Function: nffactor
Section: number_fields
C-Name: nffactor
Prototype: GG
Help: nffactor(nf,T): factor polynomial T in number field nf.
Doc: factorization of the univariate
 polynomial $T$ over the number field $\var{nf}$ given by \kbd{nfinit}; $T$
 has coefficients in $\var{nf}$ (i.e.~either scalar, polmod, polynomial or
 column vector). The factors are sorted by increasing degree.

 The main variable of $\var{nf}$ must be of \emph{lower}
 priority than that of $T$, see \secref{se:priority}. However if
 the polynomial defining the number field occurs explicitly  in the
 coefficients of $T$ as modulus of a \typ{POLMOD} or as a \typ{POL}
 coefficient, its main variable must be \emph{the same} as the main variable
 of $T$. For example,
 \bprog
 ? nf = nfinit(y^2 + 1);
 ? nffactor(nf, x^2 + y); \\@com OK
 ? nffactor(nf, x^2 + Mod(y, y^2+1)); \\ @com OK
 ? nffactor(nf, x^2 + Mod(z, z^2+1)); \\ @com WRONG
 @eprog

 It is possible to input a defining polynomial for \var{nf}
 instead, but this is in general less efficient since parts of an \kbd{nf}
 structure will then be computed internally. This is useful in two
 situations: when you do not need the \kbd{nf} elsewhere, or when you cannot
 initialize an \kbd{nf} due to integer factorization difficulties when
 attempting to compute the field discriminant and maximal order.
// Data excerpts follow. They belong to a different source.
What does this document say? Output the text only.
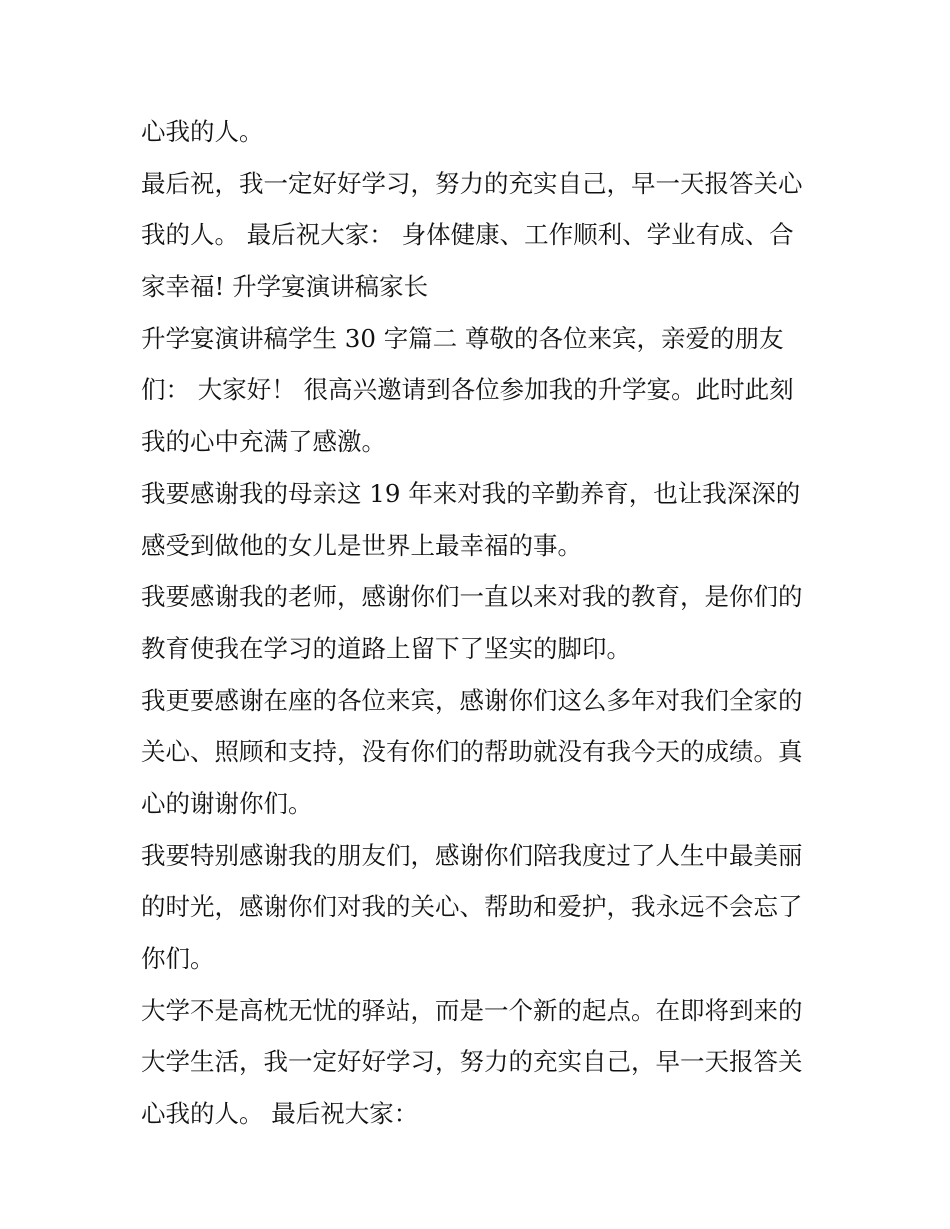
心我的人。

最后祝，我一定好好学习，努力的充实自己，早一天报答关心
我的人。 最后祝大家： 身体健康、工作顺利、学业有成、合
家幸福! 升学宴演讲稿家长

升学宴演讲稿学生 30 字篇二 尊敬的各位来宾，亲爱的朋友
们： 大家好！ 很高兴邀请到各位参加我的升学宴。此时此刻
我的心中充满了感激。

我要感谢我的母亲这 19 年来对我的辛勤养育，也让我深深的
感受到做他的女儿是世界上最幸福的事。

我要感谢我的老师，感谢你们一直以来对我的教育，是你们的
教育使我在学习的道路上留下了坚实的脚印。

我更要感谢在座的各位来宾，感谢你们这么多年对我们全家的
关心、照顾和支持，没有你们的帮助就没有我今天的成绩。真
心的谢谢你们。

我要特别感谢我的朋友们，感谢你们陪我度过了人生中最美丽
的时光，感谢你们对我的关心、帮助和爱护，我永远不会忘了
你们。

大学不是高枕无忧的驿站，而是一个新的起点。在即将到来的
大学生活，我一定好好学习，努力的充实自己，早一天报答关
心我的人。 最后祝大家：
 \misctitle{Caveat} \kbd{nfinit([T, listP])} allows to compute in polynomial
 time a conditional \var{nf} structure, which sets \kbd{nf.zk} to an order
 which is not guaranteed to be maximal at all primes. Always either use
 \kbd{nfcertify} first (which may not run in polynomial time) or make sure
 to input \kbd{nf.pol} instead of the conditional \var{nf}: \kbd{nffactor} is
 able to recover in polynomial time in this case, instead of potentially
 missing a factor.